An Easy Dayhike, Mt. Rainier
for Nancy, Ben, and Jeffrey
for Nancy, Ben, and Jeffrey
Bright mushroom clouds of yellow lilies flame
at Eunice Lake where under jutting peaks,
we snack and muse on Jeff, our older son,
who studies poetry, the climbing art that twines
the word with time, then note fresh deer tracks in
the mud as switchbacks steepen into blueberries.
The lookout tower’s locked but we can see
through glass, a gas stove, bunks, a log book
(1986-93),
as drizzle comes. We linger, hoping
that the mountains will de-cloud and talk about
Ben’s seizures, never tamed—a recent one
that spun him down the hall, whirled him into
a concrete wall. The school nurse found him
on the floor, knocked cold. I got the call and
in her office—blood dribbled from his nose,
beside his eye a crimson bruise, one tooth
a vicious fang, one broken straight across,
he sat and hardly moved. The razor ridge
to Tolmie Peak, we skip, and so descend
through old-growth deliquescing under rain.

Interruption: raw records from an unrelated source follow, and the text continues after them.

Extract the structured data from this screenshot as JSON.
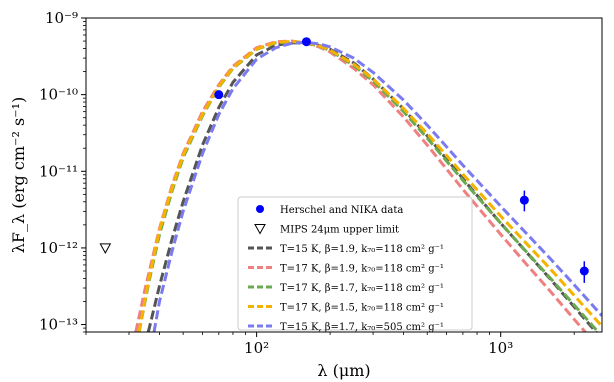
{
  "chart_data": {
    "type": "scatter",
    "x_axis": {
      "scale": "log",
      "range": [
        20,
        2600
      ],
      "label": "λ (μm)",
      "tick_labels": [
        "10²",
        "10³"
      ],
      "tick_values": [
        100,
        1000
      ]
    },
    "y_axis": {
      "scale": "log",
      "range": [
        8e-14,
        1e-09
      ],
      "label": "λF_λ (erg cm⁻² s⁻¹)",
      "tick_labels": [
        "10⁻⁹",
        "10⁻¹⁰",
        "10⁻¹¹",
        "10⁻¹²",
        "10⁻¹³"
      ],
      "tick_values": [
        1e-09,
        1e-10,
        1e-11,
        1e-12,
        1e-13
      ]
    },
    "grid": false,
    "legend_position": "lower-center",
    "data_points": {
      "name": "Herschel and NIKA data",
      "color": "#0000ff",
      "points": [
        {
          "x": 70,
          "y": 1e-10,
          "err_low": 0,
          "err_high": 0
        },
        {
          "x": 160,
          "y": 4.9e-10,
          "err_low": 0,
          "err_high": 0
        },
        {
          "x": 1250,
          "y": 4.2e-12,
          "err_low": 1.2e-12,
          "err_high": 1.4e-12
        },
        {
          "x": 2200,
          "y": 5e-13,
          "err_low": 1.5e-13,
          "err_high": 1.7e-13
        }
      ]
    },
    "upper_limit": {
      "name": "MIPS 24μm upper limit",
      "color": "#000000",
      "x": 24,
      "y": 1e-12
    },
    "models": [
      {
        "name": "T=15 K, β=1.9, k₇₀=118 cm² g⁻¹",
        "color": "#555555",
        "x": [
          36,
          40,
          45,
          50,
          60,
          70,
          80,
          100,
          120,
          140,
          160,
          180,
          200,
          250,
          300,
          400,
          500,
          700,
          1000,
          1300,
          1600,
          2000,
          2600
        ],
        "y": [
          8e-14,
          3.2e-13,
          1.3e-12,
          4e-12,
          2.2e-11,
          6.8e-11,
          1.45e-10,
          3.3e-10,
          4.4e-10,
          4.75e-10,
          4.7e-10,
          4.4e-10,
          3.9e-10,
          2.6e-10,
          1.6e-10,
          6.5e-11,
          2.9e-11,
          8e-12,
          2.1e-12,
          8.2e-13,
          3.9e-13,
          1.7e-13,
          6.5e-14
        ]
      },
      {
        "name": "T=17 K, β=1.9, k₇₀=118 cm² g⁻¹",
        "color": "#f08080",
        "x": [
          32,
          35,
          40,
          45,
          50,
          60,
          70,
          80,
          100,
          120,
          140,
          160,
          180,
          200,
          250,
          300,
          400,
          500,
          700,
          1000,
          1300,
          1600,
          2000,
          2600
        ],
        "y": [
          8e-14,
          3e-13,
          1.8e-12,
          6.5e-12,
          1.7e-11,
          6e-11,
          1.35e-10,
          2.35e-10,
          4.1e-10,
          4.9e-10,
          5e-10,
          4.7e-10,
          4.2e-10,
          3.6e-10,
          2.2e-10,
          1.35e-10,
          5.1e-11,
          2.2e-11,
          5.8e-12,
          1.5e-12,
          5.7e-13,
          2.7e-13,
          1.17e-13,
          4.5e-14
        ]
      },
      {
        "name": "T=17 K, β=1.7, k₇₀=118 cm² g⁻¹",
        "color": "#6aaa50",
        "x": [
          33,
          36,
          40,
          45,
          50,
          60,
          70,
          80,
          100,
          120,
          140,
          160,
          180,
          200,
          250,
          300,
          400,
          500,
          700,
          1000,
          1300,
          1600,
          2000,
          2600
        ],
        "y": [
          8e-14,
          3.3e-13,
          1.5e-12,
          5.5e-12,
          1.5e-11,
          5.3e-11,
          1.25e-10,
          2.2e-10,
          3.9e-10,
          4.75e-10,
          4.9e-10,
          4.7e-10,
          4.3e-10,
          3.75e-10,
          2.4e-10,
          1.5e-10,
          6e-11,
          2.7e-11,
          7.6e-12,
          2.1e-12,
          8.3e-13,
          4e-13,
          1.8e-13,
          7e-14
        ]
      },
      {
        "name": "T=17 K, β=1.5, k₇₀=118 cm² g⁻¹",
        "color": "#f5b300",
        "x": [
          33,
          36,
          40,
          45,
          50,
          60,
          70,
          80,
          100,
          120,
          140,
          160,
          180,
          200,
          250,
          300,
          400,
          500,
          700,
          1000,
          1300,
          1600,
          2000,
          2600
        ],
        "y": [
          8e-14,
          3.6e-13,
          1.7e-12,
          6e-12,
          1.6e-11,
          5.5e-11,
          1.28e-10,
          2.25e-10,
          3.95e-10,
          4.8e-10,
          4.95e-10,
          4.75e-10,
          4.35e-10,
          3.8e-10,
          2.5e-10,
          1.6e-10,
          6.6e-11,
          3.1e-11,
          9.2e-12,
          2.6e-12,
          1.07e-12,
          5.3e-13,
          2.4e-13,
          9.5e-14
        ]
      },
      {
        "name": "T=15 K, β=1.7, k₇₀=505 cm² g⁻¹",
        "color": "#7b7bf0",
        "x": [
          38,
          40,
          45,
          50,
          60,
          70,
          80,
          100,
          120,
          140,
          160,
          180,
          200,
          250,
          300,
          400,
          500,
          700,
          1000,
          1300,
          1600,
          2000,
          2600
        ],
        "y": [
          8e-14,
          2e-13,
          9e-13,
          3e-12,
          1.7e-11,
          5.5e-11,
          1.2e-10,
          2.9e-10,
          4.1e-10,
          4.7e-10,
          4.8e-10,
          4.6e-10,
          4.2e-10,
          3e-10,
          1.95e-10,
          8.5e-11,
          4e-11,
          1.2e-11,
          3.5e-12,
          1.45e-12,
          7.2e-13,
          3.3e-13,
          1.3e-13
        ]
      }
    ]
  }
}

At Eunace Lake again, the deer himself
stares back across his shoulder at our stares.
Later, Ben’s dentist sealed the pulp, squeezed
plastic from a tube to patch the cracked
stalactites in his mouth. Headache gone,
he took it patiently, while black light
hardened plasti into tooth, or almost tooth.
As we approach the trailhead, sun breaks through.
A rainbow lies on Mowich Lake. It floats
beneath our feet—a sign perhaps, though who
believes in signs? The world is flux, each day
a setting forth. Our trip’s a cache of weathers
like the sky. Six hours into this ‘easy
hike,’ wasted and refreshed, we reach the rented
Sunray, drink our Diet Cokes and split a peach.